Introduction
The world cup season is here and off to an interesting start. Who ever thought the reining champions Germany would be eliminated in the group stage :(
For the data scientist within you lets use this opportunity to do some analysis on soccer clips. With the use of deep learning and opencv we can extract interesting insights from video clips. See example gif below of the game b/w Australia and Peru played where we can identify all the players + referees, the soccer ball and also predict which team the player is based on the color of their jersey. And all of this can be done real time.
You can find the code I used on my Github repo.
Overview of the steps
Tensorflow Object Detection API is a very powerful source for quickly building object detection models. If you are not familiar with this API, please see the following blogs from me that introduce the API and teach you how to build a custom model using the API.
Introduction to Tensorflow Object Detection API
Building a custom model using Tensorflow Object Detection API
The API provides pre-trained object detection models that have been trained on the COCO dataset. COCO dataset is a set of 90 commonly found objects. See image below of objects that are part of COCO dataset.
coco object categories
In this case we care about classes — persons and soccer ball which are both part of COCO dataset.
Small subset of models supported by the API
The models have a trade off between speed and accuracy. Since I was interested in real time analysis, I chose SSDLite mobilenet v2.
Once we identify the players using the object detection API, to predict which team they are in we can use OpenCV which is powerful library for image processing. If you are new to OpenCV please see the tutorial below:
OpenCV allows us to identify masks of specific colours and we can use that to identify red players and yellow players. See example below of how OpenCV masking works to detect red colour in the image.
Prediction of red areas in an image
Deep Dive into the main steps
Now lets go into the code in detail.
If you are using the Tensorflow Object Detection API for the first time, please download the GitHub from this link. And install all the dependencies using these instructions.
If you don't have OpenCV setup, please build it from source using this tutorial.
The main steps I followed are (please follow along in the jupyter notebook on my Github):
· Load the SSDLite mobilenet model into a graph and load the list of classes that are part of COCO dataset
· Open the video using cv2.VideoCapture(filename) and read each frame one by one
· For each frame perform object detection using the loaded graph
· The result that comes back from the SSDLite is each identified class along with its confidence score and bounding box prediction. So now identify all persons identified with confidence > 0.6 and crop them out.
· Now you have each player extracted out. We need to read the color of their jersey to predict if they are an Australian player or a Peru player. This is done by the code block detect team. We first define the color ranges for red and blue colors. Then we use cv2.inRange and cv2.bitwise to create a mask of that color. To detect team, I count how many red pixels and yellow pixels were detected and what is the percent of that compared to total num of pixels in the cropped image.

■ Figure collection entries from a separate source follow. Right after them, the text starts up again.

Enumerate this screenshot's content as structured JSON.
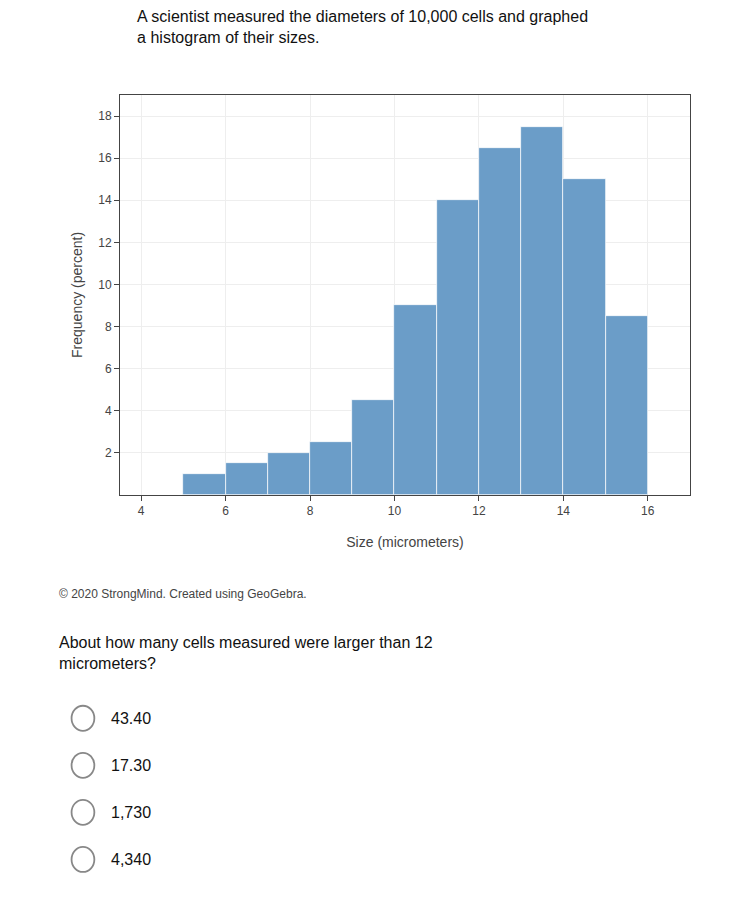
{
  "chart_data": {
    "type": "histogram",
    "title": "A scientist measured the diameters of 10,000 cells and graphed\na histogram of their sizes.",
    "x_label": "Size (micrometers)",
    "y_label": "Frequency (percent)",
    "bins": [
      5,
      6,
      7,
      8,
      9,
      10,
      11,
      12,
      13,
      14,
      15,
      16
    ],
    "values": [
      1.0,
      1.5,
      2.0,
      2.5,
      4.5,
      9.0,
      14.0,
      16.5,
      17.5,
      15.0,
      8.5
    ],
    "color": "#6b9dc8",
    "xlim": [
      3.5,
      17
    ],
    "xticks": [
      4,
      6,
      8,
      10,
      12,
      14,
      16
    ],
    "ylim": [
      0,
      19
    ],
    "yticks": [
      2,
      4,
      6,
      8,
      10,
      12,
      14,
      16,
      18
    ],
    "grid": true,
    "annotations": [
      "© 2020 StrongMind. Created using GeoGebra.",
      "About how many cells measured were larger than 12\nmicrometers?",
      "43.40",
      "17.30",
      "1,730",
      "4,340"
    ]
  }
}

· Finally all the code pieces are combined to run everything at the same time and display results using cv2.imshow
Conclusion and References
Awesome. So now you can see how simple combination of deep learning and OpenCV can produce interesting results. Now that you have this data, there are many ways to draw additional insights from it:
1. With the camera angle at the Australian goal area you can calculate how many Peru players are in the zone vs Australian players
2. You can draw a heat map of each teams' footprint — Example what are the areas which saw high occupancy from Peru team
3. You can draw out the path of the goalkeeper
The Object Detection API also offers other models that are more accurate but slower. You can try those as well.